Marina Krauss war Laura Dahlmeiers Seilpartnerin bei dem tödlichen Unglück in Pakistan. Nun äußert sie sich erstmals zu dem Unfall.

Marina Krauss wollte gemeinsam mit Laura Dahlmeier den Laila Peak besteigen, doch die beiden entschieden, ihre Tour noch vor Erreichen des Gipfels abzubrechen. Auf dem Rückweg kam es schließlich zu dem tödlichen Steinschlag, der Laura Dahlmeier ihr Leben kostete, wie Krauss in einer Presserunde in der Stadt Skardu erklärte. Sie äußert sich damit erstmals zu dem Unfall.

"Wir waren im Abstieg. Wir waren an der dritten Abseilstelle. Ich war schon unten und habe alles vorbereitet, Laura ist nachgekommen. Und dann ging der Steinschlag los", beschreibt Krauss den Moment des Unglücks. "Ich habe beobachtet, wie Laura ein riesengroßer Stein getroffen hat und wie sie gegen die Wand geschleudert wurde. Und von dem Moment an hat sie sich auch nicht mehr bewegt und für mich war es auch nicht möglich, da sicher hinzukommen. Für mich war klar, die einzige Möglichkeit ihr noch zu helfen, ist, den Helikopter zu rufen."

Thomas Huber und Marina Krauss beim Pressetermin am Donnerstag
Thomas Huber und Marina Krauss beim Pressetermin am Donnerstag. © AFP/MANZOOR BALTI

Rein technisch seien sich beide sicher gewesen, die Tour auf jeden Fall drauf zu haben, erklärt Krauss zudem. "Wir wussten, dass es laut der Wettervorhersage, und wenn wir in der Nacht starten, alles machbar ist. Wir haben uns aber, bevor wir den Gipfel erreicht haben, entschieden, umzudrehen. Wenn wir eine halbe Stunde früher gewesen wären, wären wir auch sicher heruntergekommen."
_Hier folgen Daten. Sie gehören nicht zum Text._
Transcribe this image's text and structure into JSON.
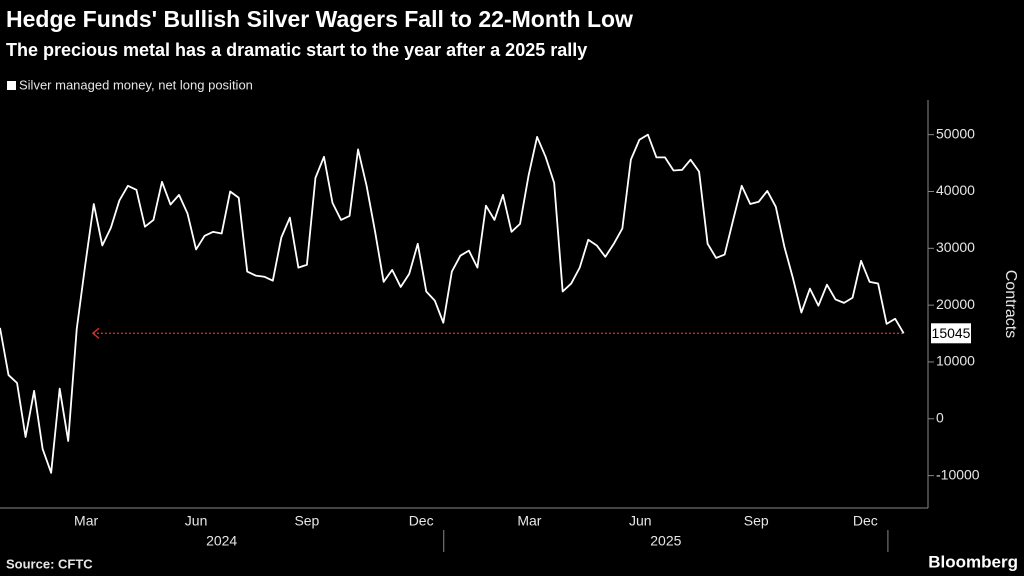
{
  "chart_data": {
    "type": "line",
    "title": "Hedge Funds' Bullish Silver Wagers Fall to 22-Month Low",
    "subtitle": "The precious metal has a dramatic start to the year after a 2025 rally",
    "y_label": "Contracts",
    "source": "Source: CFTC",
    "brand": "Bloomberg",
    "series": [
      {
        "name": "Silver managed money, net long position",
        "color": "#ffffff",
        "values": [
          16000,
          7700,
          6300,
          -3200,
          4900,
          -5300,
          -9500,
          5300,
          -3900,
          15800,
          27100,
          37800,
          30500,
          33600,
          38400,
          41000,
          40300,
          33800,
          35000,
          41700,
          37700,
          39400,
          36100,
          29800,
          32200,
          32900,
          32600,
          40000,
          38900,
          25900,
          25200,
          25000,
          24300,
          31900,
          35400,
          26600,
          27100,
          42400,
          46100,
          38000,
          35000,
          35700,
          47400,
          41000,
          32900,
          24100,
          26200,
          23200,
          25500,
          30800,
          22400,
          20800,
          16900,
          25900,
          28700,
          29600,
          26600,
          37500,
          35000,
          39400,
          32900,
          34300,
          42800,
          49600,
          46100,
          41500,
          22400,
          23800,
          26600,
          31500,
          30500,
          28500,
          30800,
          33500,
          45600,
          49100,
          50000,
          46000,
          46000,
          43700,
          43800,
          45600,
          43500,
          30800,
          28300,
          28900,
          35000,
          41000,
          37800,
          38200,
          40100,
          37300,
          30300,
          24800,
          18700,
          22900,
          19900,
          23600,
          21000,
          20400,
          21300,
          27800,
          24100,
          23800,
          16700,
          17600,
          15045
        ]
      }
    ],
    "reference_line_color": "#d0312d",
    "xlim": [
      0,
      108.5
    ],
    "xticks": [
      {
        "value": 10.1,
        "label": "Mar"
      },
      {
        "value": 23.0,
        "label": "Jun"
      },
      {
        "value": 36.0,
        "label": "Sep"
      },
      {
        "value": 49.4,
        "label": "Dec"
      },
      {
        "value": 62.1,
        "label": "Mar"
      },
      {
        "value": 75.1,
        "label": "Jun"
      },
      {
        "value": 88.7,
        "label": "Sep"
      },
      {
        "value": 101.5,
        "label": "Dec"
      }
    ],
    "year_labels": [
      {
        "value": 26.0,
        "label": "2024"
      },
      {
        "value": 78.1,
        "label": "2025"
      }
    ],
    "ylim": [
      -15700,
      56100
    ],
    "yticks": [
      -10000,
      0,
      10000,
      20000,
      30000,
      40000,
      50000
    ],
    "grid": false
  }
}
Dahlmeiers Leichnam wird vorerst nicht geborgen

Entgegen zunächst anderslautender Berichte haben sich die pakistanischen Behörden inzwischen entschieden, Dahlmeiers Leichnam nicht zu bergen. Man wolle damit dem Wunsch Dahlmeiers entsprechen, teilten die Behörden gegenüber der dpa mit. Tatsächlich hätten die Bergretter für die Bergung wohl immense Risiken eingehen müssen.
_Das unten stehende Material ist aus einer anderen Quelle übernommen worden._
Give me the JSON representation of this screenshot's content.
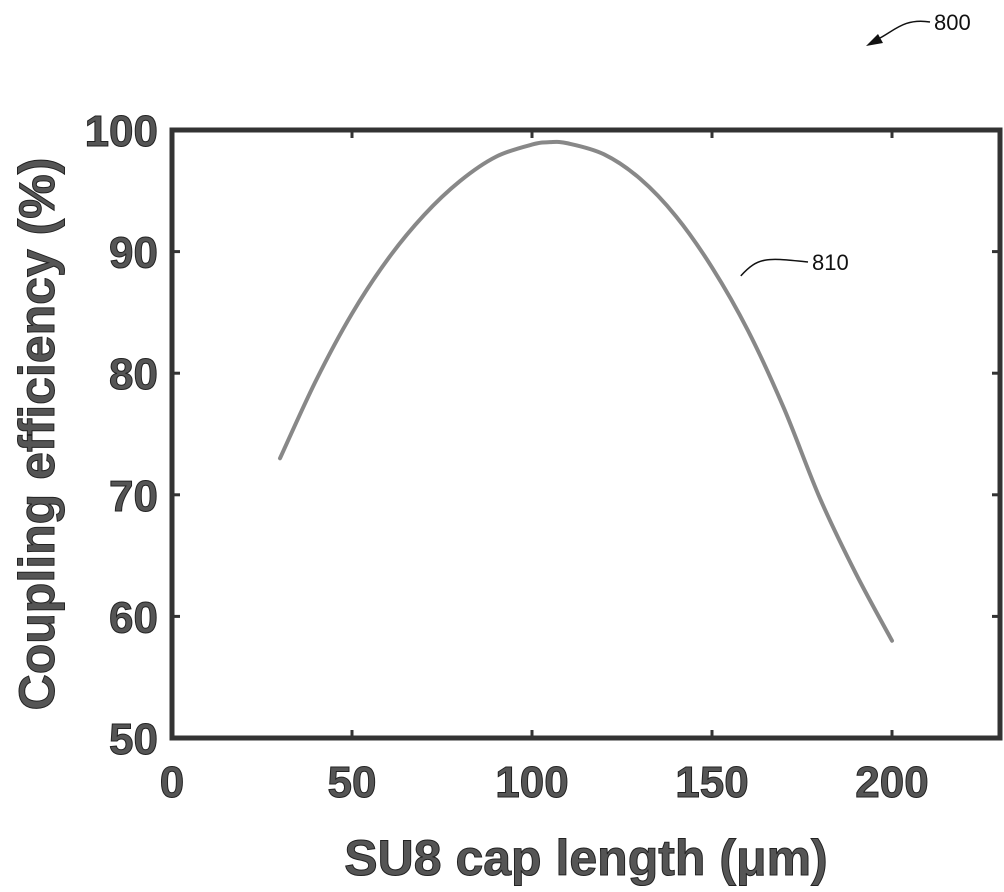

Der US-amerikanische Bergsteiger Jackson Marvell hatte noch vor der Entscheidung der Behörden gegenüber der Agentur AFP erklärt: "Die Bergung von Lauras Leichnam wird möglich sein, aber sie ist sowohl zu Fuß als auch mit einem Helikopter mit unglaublichen Risiken verbunden".

Marvell war neben dem deutschen Thomas Huber sowie dem erfahrenen Bergsteiger und Expeditionsleiter Alan Rousseau aus Frankreich und Tad McRea aus den USA an der ersten vergeblichen Rettungsaktion für die verunglückte Dahlmeier am Laila Peak beteiligt gewesen. Der Berg habe sich, so Marvell weiter, "in den letzten 48 Stunden erheblich verändert, es gibt jeden Tag erhebliche Steinschläge. Und selbst mit einer langen Leine an einem Helikopter gibt es immer noch viele Steinbrocken, die die Wand hinunterfallen."

Marvell: "Ich habe ihren Körper entdeckt"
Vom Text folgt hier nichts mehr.